Tuesday, March 22, 2005

Overthrow or even kill a democratically elected leader? Pshaw!

When Venezuelan President Hugo Chavez charged last month that the United States was developing plans to assassinate him, the U.S. State Department rejected the accusation as "wild."

Last week, Felix Rodriguez, a former CIA operative and prominent Bush supporter in south Florida, told Channel 22 in Miami that he had information about the administration's plans to "bring about a change" in Venezuela, possibly through "military measures."

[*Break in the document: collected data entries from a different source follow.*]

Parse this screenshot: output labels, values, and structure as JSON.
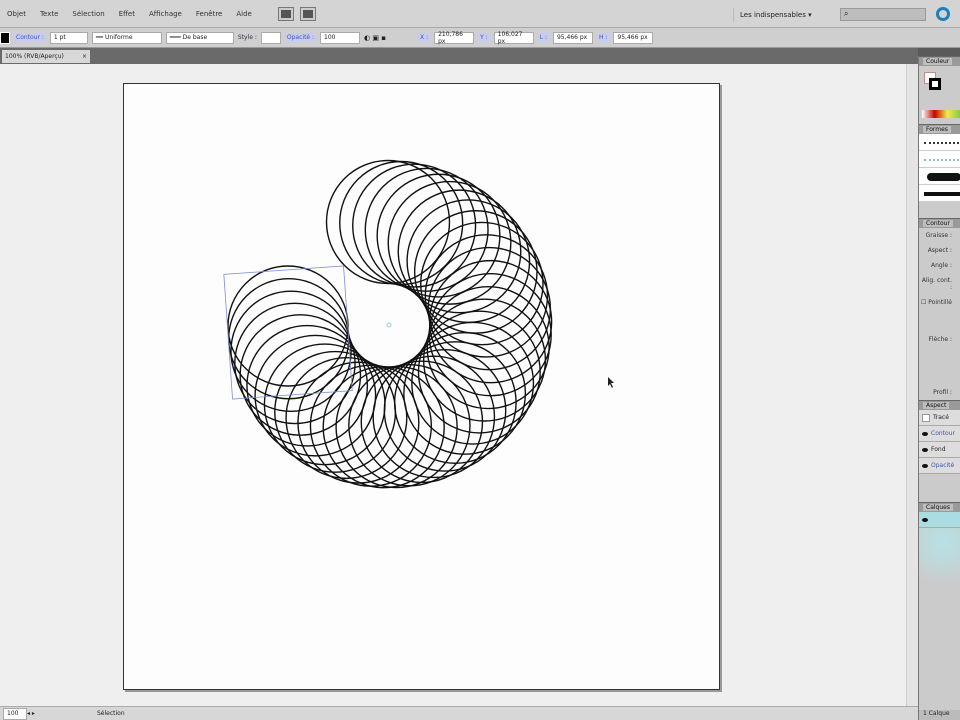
{
  "menubar": {
    "items": [
      "Objet",
      "Texte",
      "Sélection",
      "Effet",
      "Affichage",
      "Fenêtre",
      "Aide"
    ],
    "workspace": "Les indispensables",
    "search_placeholder": ""
  },
  "controlbar": {
    "stroke_label": "Contour :",
    "stroke_weight": "1 pt",
    "profile": "Uniforme",
    "brush": "De base",
    "style_label": "Style :",
    "opacity_label": "Opacité :",
    "opacity": "100",
    "x_label": "X :",
    "x": "210,786 px",
    "y_label": "Y :",
    "y": "106,027 px",
    "w_label": "L :",
    "w": "95,466 px",
    "h_label": "H :",
    "h": "95,466 px"
  },
  "document": {
    "tab_title": "100% (RVB/Aperçu)",
    "close": "×"
  },
  "panels": {
    "color": {
      "title": "Couleur"
    },
    "brushes": {
      "title": "Formes"
    },
    "stroke": {
      "title": "Contour",
      "rows": [
        "Graisse :",
        "Aspect :",
        "Angle :",
        "Alig. cont. :"
      ],
      "dashed": "Pointillé",
      "arrows": "Flèche :",
      "profile": "Profil :"
    },
    "appearance": {
      "title": "Aspect",
      "rows": [
        "Tracé",
        "Contour",
        "Fond",
        "Opacité"
      ]
    },
    "layers": {
      "title": "Calques",
      "footer": "1 Calque"
    }
  },
  "statusbar": {
    "zoom": "100",
    "tool": "Sélection"
  }
}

A video clip provided by Channel 22 shows host Maria Elvira Salazar pressing Rodriguez to be more specific. He makes clear he thinks the Bush administration will physically eliminate Chavez.

[...]

The point is not that Washington is murderous or that Chavez is paranoid. The talk of assassination, whether idle or not, reflects the reality that the stakes are high in the power struggle between Chavez and the Bush administration. Six Latin American countries are now at odds with Washington politically. As The Washington Post's Kevin Sullivan put it earlier this week, Chavez is positioning himself as the "anti-Bush" of the hemisphere.

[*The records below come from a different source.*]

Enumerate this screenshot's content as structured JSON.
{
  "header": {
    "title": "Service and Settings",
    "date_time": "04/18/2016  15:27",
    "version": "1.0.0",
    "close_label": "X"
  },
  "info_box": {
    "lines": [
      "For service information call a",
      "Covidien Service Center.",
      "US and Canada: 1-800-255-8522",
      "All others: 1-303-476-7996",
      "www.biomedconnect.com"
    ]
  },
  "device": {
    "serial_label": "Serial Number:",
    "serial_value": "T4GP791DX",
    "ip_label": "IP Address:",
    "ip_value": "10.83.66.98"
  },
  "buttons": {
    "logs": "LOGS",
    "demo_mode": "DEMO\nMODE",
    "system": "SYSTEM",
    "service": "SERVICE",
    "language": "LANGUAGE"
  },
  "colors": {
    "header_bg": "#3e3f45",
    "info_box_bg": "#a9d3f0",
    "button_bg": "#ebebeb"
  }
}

The international online media is full of signs that both sides are fortifying themselves for a fight.

[...]

Rodriguez's remarks cannot be dismissed as bombast. He is well known in Latin America for his role advising a Bolivian military unit that captured and executed Cuban revolutionary Che Guevara in 1967. He is well-connected with the Bush family. The memory of various White House-approved, CIA-sponsored conspiracies to assassinate Fidel Castro in the 1960s may have faded in Washington but they have not been forgotten in Havana or Caracas.